The first three days I was in Manteca I pronounced Ripon - “rip-on.”
It took longer for me to shake the other no-no of native vernacular, the incorrect pronunciation of the word “almond.” The right way, of course, is “am-mun.”
I resisted going native until I ended up living nine months in the middle of an almond orchard on North Ripon Road.
It was there that I truly appreciated the joke about the reason it is pronounced “am-mun.” It’s the one that goes, “It’s pronounced am-mun because they get the ‘L’ knocked out of them.”
One of the most fascinating things to watch is for farmers to go through an orchard, maneuver a mechanical device to grab the trees and then start shaking them just like those tummy reducers known as “Eskazier Golden Tummy”. Those were the vibrating belt machines from the 1960s where women stood on a platform (usually in the privacy of their bathroom), put a big leather belt around their waist that was hooked to a vibrating device and then supposedly “shook” the pounds away.
Almonds would fall like heavy rain drops. But instead of settling the dust it kicked up small clouds of dust.
That is nothing compared to the old-fashioned way of swinging a mallet at the base of an almond tree. It’s a great money saver if you exclude the chiropractic bills.
What got me reminiscing was bicycling down Jack Tone Road where a farmer was shaking away and then pedaling by an almond hauling operation on Highway 120.
It sounds nuts, but both processes created a distinctive smell of dust that is unique to almond harvesting.
There’s a beauty in it although the farmers who get dirty while sweating through 90-degree days retrieving their crops may think otherwise.
It could have something to do with the fact I’ve lived my entire life in towns that can be classified - at least by Northern California standards - as farming communities.

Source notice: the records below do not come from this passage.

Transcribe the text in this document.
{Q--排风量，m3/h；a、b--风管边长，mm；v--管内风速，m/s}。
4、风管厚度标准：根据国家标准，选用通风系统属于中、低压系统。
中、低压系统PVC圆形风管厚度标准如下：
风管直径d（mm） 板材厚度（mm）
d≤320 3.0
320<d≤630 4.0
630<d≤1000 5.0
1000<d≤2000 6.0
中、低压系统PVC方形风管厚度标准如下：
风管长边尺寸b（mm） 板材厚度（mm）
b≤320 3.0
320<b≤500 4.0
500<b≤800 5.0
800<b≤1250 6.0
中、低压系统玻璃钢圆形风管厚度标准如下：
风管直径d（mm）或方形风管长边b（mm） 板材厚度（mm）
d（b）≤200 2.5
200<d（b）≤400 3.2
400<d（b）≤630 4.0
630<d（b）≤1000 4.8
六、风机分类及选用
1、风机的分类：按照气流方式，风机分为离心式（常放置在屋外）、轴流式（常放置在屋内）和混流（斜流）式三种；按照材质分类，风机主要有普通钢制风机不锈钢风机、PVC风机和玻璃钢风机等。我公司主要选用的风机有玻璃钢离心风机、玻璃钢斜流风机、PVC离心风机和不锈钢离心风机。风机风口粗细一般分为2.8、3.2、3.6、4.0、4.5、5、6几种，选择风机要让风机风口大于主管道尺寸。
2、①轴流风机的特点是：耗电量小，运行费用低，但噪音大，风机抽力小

Manteca definitely falls in that category.
About the only two or three odors that are farm-related that I’ve grown to despise completely over the years is being downwind from a turkey ranch or a dairy and the organic fertilizing of vineyards using chicken manure that has been freshly watered on a 100-degree day.
Nothing, and I repeat nothing, can get you to pick up the pace five miles out of Manteca near the end of an 80-mile bicycle ride on a stifling August day than passing chicken manure spread in a vineyard. If you doubt me, try it sometime on your roses. (I actually did this once.) Your neighbors won’t speak to you for weeks because they will have fled their home.

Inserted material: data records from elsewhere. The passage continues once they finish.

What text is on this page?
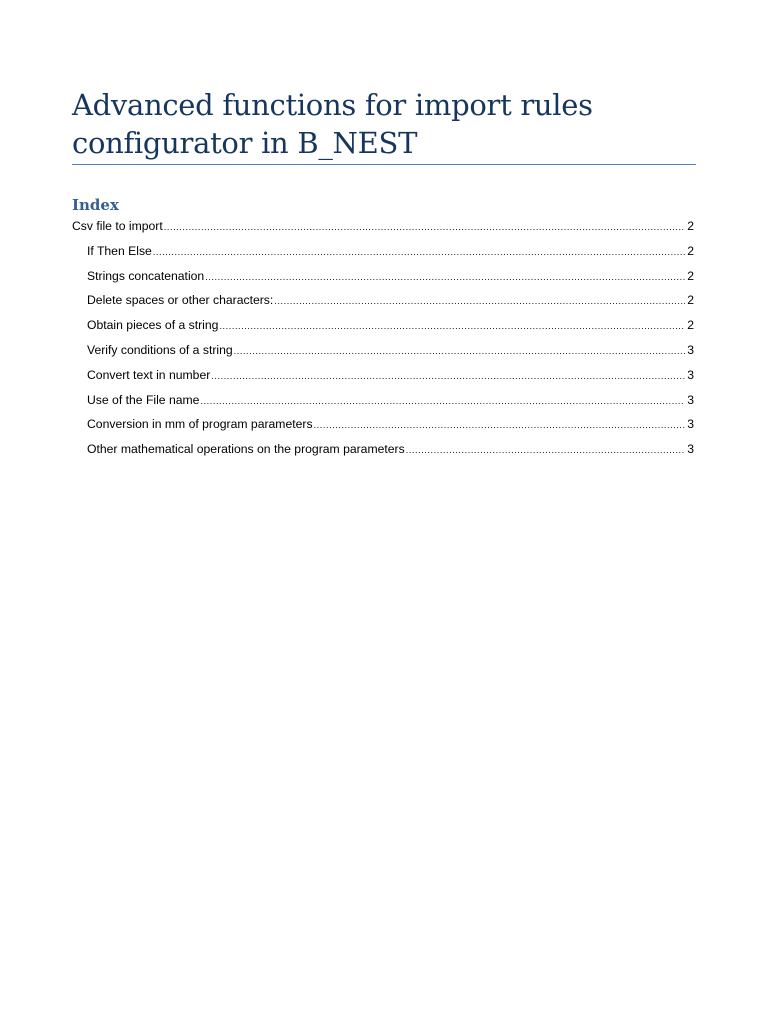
Advanced functions for import rules configurator in B_NEST
Index
Csv file to import .....	2
If Then Else .....	2
Strings concatenation .....	2
Delete spaces or other characters: .....	2
Obtain pieces of a string .....	2
Verify conditions of a string .....	3
Convert text in number .....	3
Use of the File name .....	3
Conversion in mm of program parameters .....	3
Other mathematical operations on the program parameters .....	3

The smells in farming communities can surprise at times. Take a field of freshly harvested onions. There is no harvest smell as poignantly sweet. You may be able to smell the sweetness of peaches when you pick them or they’re stacked in lugs - that was one of my favorite smells growing up - but onions are pervasively sweet over a long, long distance. It’s a tad surprising considering what onions will do to you when you peel off their skin.
Alfalfa being cut has a sweet smell as well.

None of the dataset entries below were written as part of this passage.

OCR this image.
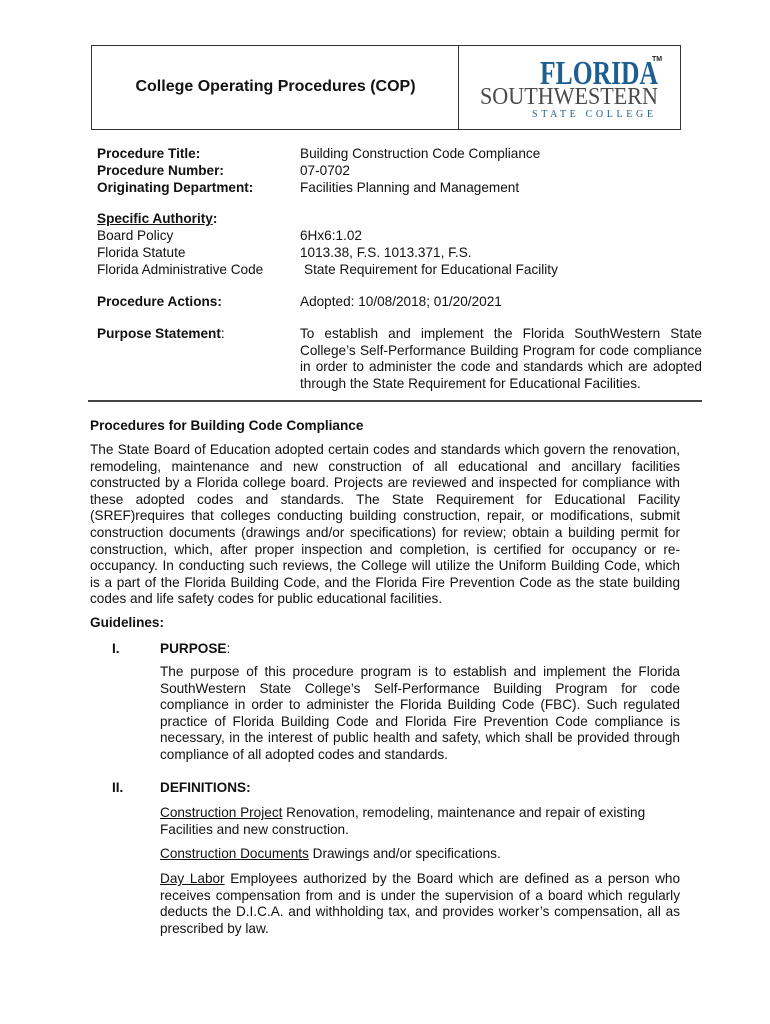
College Operating Procedures (COP)
TM
FLORIDA
SOUTHWESTERN
STATE COLLEGE
Procedure Title:	Building Construction Code Compliance
Procedure Number:	07-0702
Originating Department:	Facilities Planning and Management
Specific Authority:
Board Policy	6Hx6:1.02
Florida Statute	1013.38, F.S. 1013.371, F.S.
Florida Administrative Code	State Requirement for Educational Facility
Procedure Actions:	Adopted: 10/08/2018; 01/20/2021
Purpose Statement:	To establish and implement the Florida SouthWestern State College’s Self-Performance Building Program for code compliance in order to administer the code and standards which are adopted through the State Requirement for Educational Facilities.
Procedures for Building Code Compliance
The State Board of Education adopted certain codes and standards which govern the renovation, remodeling, maintenance and new construction of all educational and ancillary facilities constructed by a Florida college board. Projects are reviewed and inspected for compliance with these adopted codes and standards. The State Requirement for Educational Facility (SREF)requires that colleges conducting building construction, repair, or modifications, submit construction documents (drawings and/or specifications) for review; obtain a building permit for construction, which, after proper inspection and completion, is certified for occupancy or re-occupancy. In conducting such reviews, the College will utilize the Uniform Building Code, which is a part of the Florida Building Code, and the Florida Fire Prevention Code as the state building codes and life safety codes for public educational facilities.
Guidelines:
I.	PURPOSE:
The purpose of this procedure program is to establish and implement the Florida SouthWestern State College’s Self-Performance Building Program for code compliance in order to administer the Florida Building Code (FBC). Such regulated practice of Florida Building Code and Florida Fire Prevention Code compliance is necessary, in the interest of public health and safety, which shall be provided through compliance of all adopted codes and standards.
II.	DEFINITIONS:
Construction Project Renovation, remodeling, maintenance and repair of existing Facilities and new construction.
Construction Documents Drawings and/or specifications.
Day Labor Employees authorized by the Board which are defined as a person who receives compensation from and is under the supervision of a board which regularly deducts the D.I.C.A. and withholding tax, and provides worker’s compensation, all as prescribed by law.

It’s unfortunate that many who move to the valley don’t fully embrace what agriculture brings to the table in terms of filling our stomachs and feeding our senses.
It is understandable that people with asthma and other breathing problems aren’t enthusiastic about the Central Valley seasons. But it is all part of living in what is the world’s greatest valley for food production.
The dust and the smells are an integral part of the wealth and health of the valley. Given the food that goes to the four corners of the globe, it is also critical to the health and wealth of countless millions who don’t call the Great Valley of Central California, stretching from Redding and the Siskiyous in the north to Bakersfield and the Tehachapis in the south, home.